$485 Billion in Value Destroyed, and Counting

David Yermack has an awesome essay in the WSJ this weekend, encouraging Congress to just say no to spending $25-$50 billion bailing out Ford and GM.  Why?  Well, beyond the obvious moral hazard, these companies are value destruction machines of epic proportions.

Over the past decade, the capital destruction by GM has been breathtaking, on a greater scale than documented by Mr. Jensen for the 1980s. GM has invested $310 billion in its business between 1998 and 2007. The total depreciation of GM's physical plant during this period was $128 billion, meaning that a net $182 billion of society's capital has been pumped into GM over the past decade -- a waste of about $1.5 billion per month of national savings. The story at Ford has not been as adverse but is still disheartening, as Ford has invested $155 billion and consumed $8 billion net of depreciation since 1998.

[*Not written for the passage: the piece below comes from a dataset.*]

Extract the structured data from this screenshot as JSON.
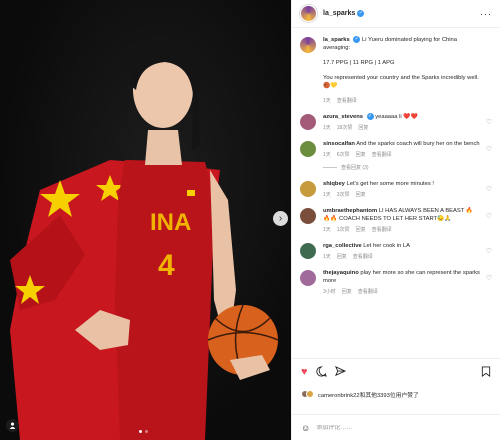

As a society, we have very little to show for this $465 billion. At the end of 1998, GM's market capitalization was $46 billion and Ford's was $71 billion. Today both firms have negligible value, with share prices in the low single digits. Both are facing imminent bankruptcy and delisting from the major stock exchanges. Along with management, the companies' unions and even their regulators in Washington may have their own culpability, a topic that merits its own separate discussion. Yet one can only imagine how the $465 billion could have been used better -- for instance, GM and Ford could have closed their own facilities and acquired all of the shares of Honda, Toyota, Nissan and Volkswagen.


  1. Ethan Bloch:

    I as well read this article over the weekend and found many valid points brought forth from the writer. Sometimes you just gotta let free markets work. However, it is somewhat worrisome to think about what might happen in the event of a GM bankruptcy and taking the writers projection of how this cold play out, as fact, could be dangerous.

    Furthermore I do believe there are national strategic advantages to having a domestically owned automobile industry. Not sure how much of this has to do me holding onto old ideas, as I believe there are real disadvantages in America letting go of its automobile sector.

  2. HS:

    If you look at all strong major economies of the world, they all have one thing in common - a strong manufacturing base. The center of that manufacturing base, which they all have in common, is making cars and many of them are subsidized to do so. Japan, Australia, Korea, Germany, France, Italy, UK, China, India and the US all have their own car companies. The ones that do not are left in the dust... Soviet Union, most of Europe, Middle East, Africa.

    One thing I learned is that free markets only work when all markets are free. An example from the Rockerfeller days, their needs to be fair market for free market to work. Right now, it is far from fair.